I think the industry is doing fine, obviously, this is the view of me as a compositor and not as a VFX house owner. There seems to be an influx of work due to the number of tv shows being made which has added a great boost to the industry and if the pound drops due to Brexit that will probably encourage more work to be pushed to the UK.

  • Machine learning is getting deeper into the VFX these days, do you see it as just another additional tool or danger for a VFX artist? How do you see a VFX artist in the new brave world of VFX?

I think machine learning will be used, however, it’s very hard to algorithm something that is subjective, I think the jobs most at risk are the ones where the work is either done or not. No one can give a completely confident view of the future as no one knows, however, I think the best thing to do is look to the past when technology improved. For instance the technology in VFX has got better, certain aspects are way easier than they were 20 years ago, however, I’d say that there are more jobs within the VFX industry now than there were then. This isn’t to say that this will continue on, however, it’s not as clear as when technology gets better VFX jobs drop.

Processed with VSCO with f2 preset
Processed with VSCO with f2 preset
  • How do you see yourself in the next five years? Where would you like to be as a professional?

In regards to where I see myself in five years, I’m not quite sure, haha this is actually a question I’m trying to answer right now, as there are a few different routes. The first is continuing to progress through the industry, the second is to start freelancing more and travelling the world, third is work more on my teaching stuff and the fourth is what I’m doing at the moment and a mash-up of all 3. As long as I’m still enjoying what I’m doing and working on interesting problems in 5 years time then I’ll be happy.

  • What is a less known fact about you that we dare to share with us? 🙂

Hmm, I’m a big dota 2 fan, and generally, watch most of the tournaments!

  • You had many talks and wrote many articles about what would be the fastest way to get into and succeed in the VFX industry. How do you see this topic in this stage of life, what would be your recommendation to start?

So the talk I gave on this subject came about due to the number of university visits I’ve done. When visiting a uni you can basically know who will go on into the industry in a week of teaching a class. Attitude is the biggest thing that determines this as well as grit, which is the ability to not give up easily. The biggest idea I’m thinking about at the moment is how to get people to absorb the information within a tutorial, as I speak with lots of students who have seen every tutorial on there chosen topic, however when asked about the topics within the tutorial they don’t understand them. Many people just watch the tutorial without focus.

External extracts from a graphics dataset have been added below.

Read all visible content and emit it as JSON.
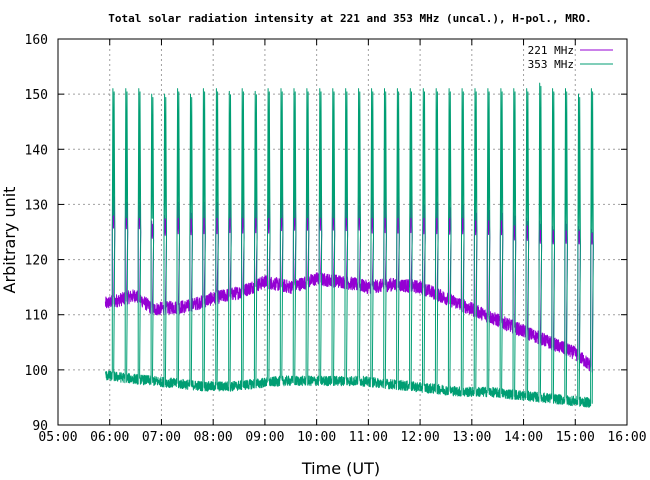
{
  "chart_data": {
    "type": "line",
    "title": "Total solar radiation intensity at 221 and 353 MHz (uncal.), H-pol., MRO.",
    "xlabel": "Time (UT)",
    "ylabel": "Arbitrary unit",
    "xlim": [
      "05:00",
      "16:00"
    ],
    "ylim": [
      90,
      160
    ],
    "x_ticks": [
      "05:00",
      "06:00",
      "07:00",
      "08:00",
      "09:00",
      "10:00",
      "11:00",
      "12:00",
      "13:00",
      "14:00",
      "15:00",
      "16:00"
    ],
    "y_ticks": [
      90,
      100,
      110,
      120,
      130,
      140,
      150,
      160
    ],
    "grid": true,
    "legend_position": "top-right",
    "time_range": [
      "05:55",
      "15:20"
    ],
    "calibration_interval_minutes": 15,
    "series": [
      {
        "name": "221 MHz",
        "color": "#9400d3",
        "baseline_points": [
          [
            "05:55",
            112
          ],
          [
            "06:30",
            113.5
          ],
          [
            "06:50",
            111
          ],
          [
            "07:30",
            111.5
          ],
          [
            "08:00",
            113
          ],
          [
            "08:30",
            114
          ],
          [
            "09:00",
            116
          ],
          [
            "09:30",
            115
          ],
          [
            "10:00",
            116.5
          ],
          [
            "10:30",
            116
          ],
          [
            "11:00",
            115
          ],
          [
            "11:30",
            115.5
          ],
          [
            "12:00",
            115
          ],
          [
            "12:30",
            113
          ],
          [
            "13:00",
            111
          ],
          [
            "13:30",
            109
          ],
          [
            "14:00",
            107
          ],
          [
            "14:30",
            105
          ],
          [
            "15:00",
            103
          ],
          [
            "15:20",
            100.5
          ]
        ],
        "calibration_peaks": [
          [
            "06:03",
            132
          ],
          [
            "06:18",
            131
          ],
          [
            "06:33",
            131
          ],
          [
            "06:48",
            127
          ],
          [
            "07:03",
            128
          ],
          [
            "07:18",
            131
          ],
          [
            "07:33",
            129
          ],
          [
            "07:48",
            131
          ],
          [
            "08:03",
            131
          ],
          [
            "08:18",
            133
          ],
          [
            "08:33",
            132
          ],
          [
            "08:48",
            132.5
          ],
          [
            "09:03",
            132
          ],
          [
            "09:18",
            132
          ],
          [
            "09:33",
            132.5
          ],
          [
            "09:48",
            132.5
          ],
          [
            "10:03",
            132.5
          ],
          [
            "10:18",
            133
          ],
          [
            "10:33",
            132
          ],
          [
            "10:48",
            133
          ],
          [
            "11:03",
            132
          ],
          [
            "11:18",
            132.5
          ],
          [
            "11:33",
            132
          ],
          [
            "11:48",
            133
          ],
          [
            "12:03",
            130.5
          ],
          [
            "12:18",
            131
          ],
          [
            "12:33",
            130
          ],
          [
            "12:48",
            130.5
          ],
          [
            "13:03",
            129
          ],
          [
            "13:18",
            129.5
          ],
          [
            "13:33",
            129
          ],
          [
            "13:48",
            128.5
          ],
          [
            "14:03",
            127.5
          ],
          [
            "14:18",
            127
          ],
          [
            "14:33",
            126
          ],
          [
            "14:48",
            127
          ],
          [
            "15:03",
            126
          ],
          [
            "15:18",
            125.5
          ]
        ],
        "calibration_lows": [
          [
            "06:03",
            125
          ],
          [
            "06:18",
            125
          ],
          [
            "06:33",
            125
          ],
          [
            "06:48",
            123.5
          ],
          [
            "07:03",
            124
          ],
          [
            "07:18",
            124
          ],
          [
            "07:33",
            124
          ],
          [
            "07:48",
            124
          ],
          [
            "08:03",
            124
          ],
          [
            "08:18",
            124
          ],
          [
            "08:33",
            124
          ],
          [
            "08:48",
            124
          ],
          [
            "09:03",
            124
          ],
          [
            "09:18",
            124.5
          ],
          [
            "09:33",
            124.5
          ],
          [
            "09:48",
            124.5
          ],
          [
            "10:03",
            124.5
          ],
          [
            "10:18",
            124.5
          ],
          [
            "10:33",
            124.5
          ],
          [
            "10:48",
            124.5
          ],
          [
            "11:03",
            124
          ],
          [
            "11:18",
            124
          ],
          [
            "11:33",
            124
          ],
          [
            "11:48",
            124
          ],
          [
            "12:03",
            124
          ],
          [
            "12:18",
            124
          ],
          [
            "12:33",
            124
          ],
          [
            "12:48",
            124
          ],
          [
            "13:03",
            124
          ],
          [
            "13:18",
            124
          ],
          [
            "13:33",
            124
          ],
          [
            "13:48",
            123
          ],
          [
            "14:03",
            123
          ],
          [
            "14:18",
            122.5
          ],
          [
            "14:33",
            122.5
          ],
          [
            "14:48",
            122.5
          ],
          [
            "15:03",
            122.5
          ],
          [
            "15:18",
            122.5
          ]
        ]
      },
      {
        "name": "353 MHz",
        "color": "#009e73",
        "baseline_points": [
          [
            "05:55",
            99
          ],
          [
            "06:20",
            98.5
          ],
          [
            "06:50",
            98
          ],
          [
            "07:20",
            97.5
          ],
          [
            "07:50",
            97
          ],
          [
            "08:20",
            97
          ],
          [
            "08:50",
            97.5
          ],
          [
            "09:20",
            98
          ],
          [
            "09:50",
            98
          ],
          [
            "10:20",
            98
          ],
          [
            "10:50",
            98
          ],
          [
            "11:20",
            97.5
          ],
          [
            "11:50",
            97
          ],
          [
            "12:20",
            96.5
          ],
          [
            "12:50",
            96
          ],
          [
            "13:20",
            96
          ],
          [
            "13:50",
            95.5
          ],
          [
            "14:20",
            95
          ],
          [
            "14:50",
            94.5
          ],
          [
            "15:20",
            94
          ]
        ],
        "calibration_peaks": [
          [
            "06:03",
            151
          ],
          [
            "06:18",
            151
          ],
          [
            "06:33",
            151
          ],
          [
            "06:48",
            150
          ],
          [
            "07:03",
            150
          ],
          [
            "07:18",
            151
          ],
          [
            "07:33",
            150
          ],
          [
            "07:48",
            151
          ],
          [
            "08:03",
            151
          ],
          [
            "08:18",
            150.5
          ],
          [
            "08:33",
            151
          ],
          [
            "08:48",
            150.5
          ],
          [
            "09:03",
            151
          ],
          [
            "09:18",
            151
          ],
          [
            "09:33",
            151
          ],
          [
            "09:48",
            151
          ],
          [
            "10:03",
            151
          ],
          [
            "10:18",
            151
          ],
          [
            "10:33",
            151
          ],
          [
            "10:48",
            151
          ],
          [
            "11:03",
            151
          ],
          [
            "11:18",
            151
          ],
          [
            "11:33",
            151
          ],
          [
            "11:48",
            151
          ],
          [
            "12:03",
            151
          ],
          [
            "12:18",
            151
          ],
          [
            "12:33",
            151
          ],
          [
            "12:48",
            151
          ],
          [
            "13:03",
            151
          ],
          [
            "13:18",
            151
          ],
          [
            "13:33",
            151
          ],
          [
            "13:48",
            151
          ],
          [
            "14:03",
            151
          ],
          [
            "14:18",
            152
          ],
          [
            "14:33",
            151
          ],
          [
            "14:48",
            151
          ],
          [
            "15:03",
            150
          ],
          [
            "15:18",
            151
          ]
        ],
        "calibration_lows": [
          [
            "06:03",
            125.5
          ],
          [
            "06:18",
            125
          ],
          [
            "06:33",
            125
          ],
          [
            "06:48",
            125
          ],
          [
            "07:03",
            125
          ],
          [
            "07:18",
            125
          ],
          [
            "07:33",
            125
          ],
          [
            "07:48",
            125
          ],
          [
            "08:03",
            125
          ],
          [
            "08:18",
            125
          ],
          [
            "08:33",
            125
          ],
          [
            "08:48",
            125
          ],
          [
            "09:03",
            125
          ],
          [
            "09:18",
            125
          ],
          [
            "09:33",
            125
          ],
          [
            "09:48",
            125
          ],
          [
            "10:03",
            125
          ],
          [
            "10:18",
            125
          ],
          [
            "10:33",
            125
          ],
          [
            "10:48",
            125
          ],
          [
            "11:03",
            125
          ],
          [
            "11:18",
            125
          ],
          [
            "11:33",
            125
          ],
          [
            "11:48",
            125
          ],
          [
            "12:03",
            125
          ],
          [
            "12:18",
            125
          ],
          [
            "12:33",
            125
          ],
          [
            "12:48",
            125
          ],
          [
            "13:03",
            124.5
          ],
          [
            "13:18",
            124.5
          ],
          [
            "13:33",
            124.5
          ],
          [
            "13:48",
            123.5
          ],
          [
            "14:03",
            123.5
          ],
          [
            "14:18",
            122.5
          ],
          [
            "14:33",
            122.5
          ],
          [
            "14:48",
            122.5
          ],
          [
            "15:03",
            122.5
          ],
          [
            "15:18",
            122
          ]
        ]
      }
    ]
  }
}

My recommendation would be to do some free tutorials on the topic, now it’s probably going to be really frustrating at first, so the thing you’re testing here is do you enjoy it enough to push through those frustrations. If you do then the next thing to ask is whether you’d like help along the way and how much you’d like. For instance, is posting on a forum enough? Or do you need a more guided course. It’s a different answer depending on what kind of person you are.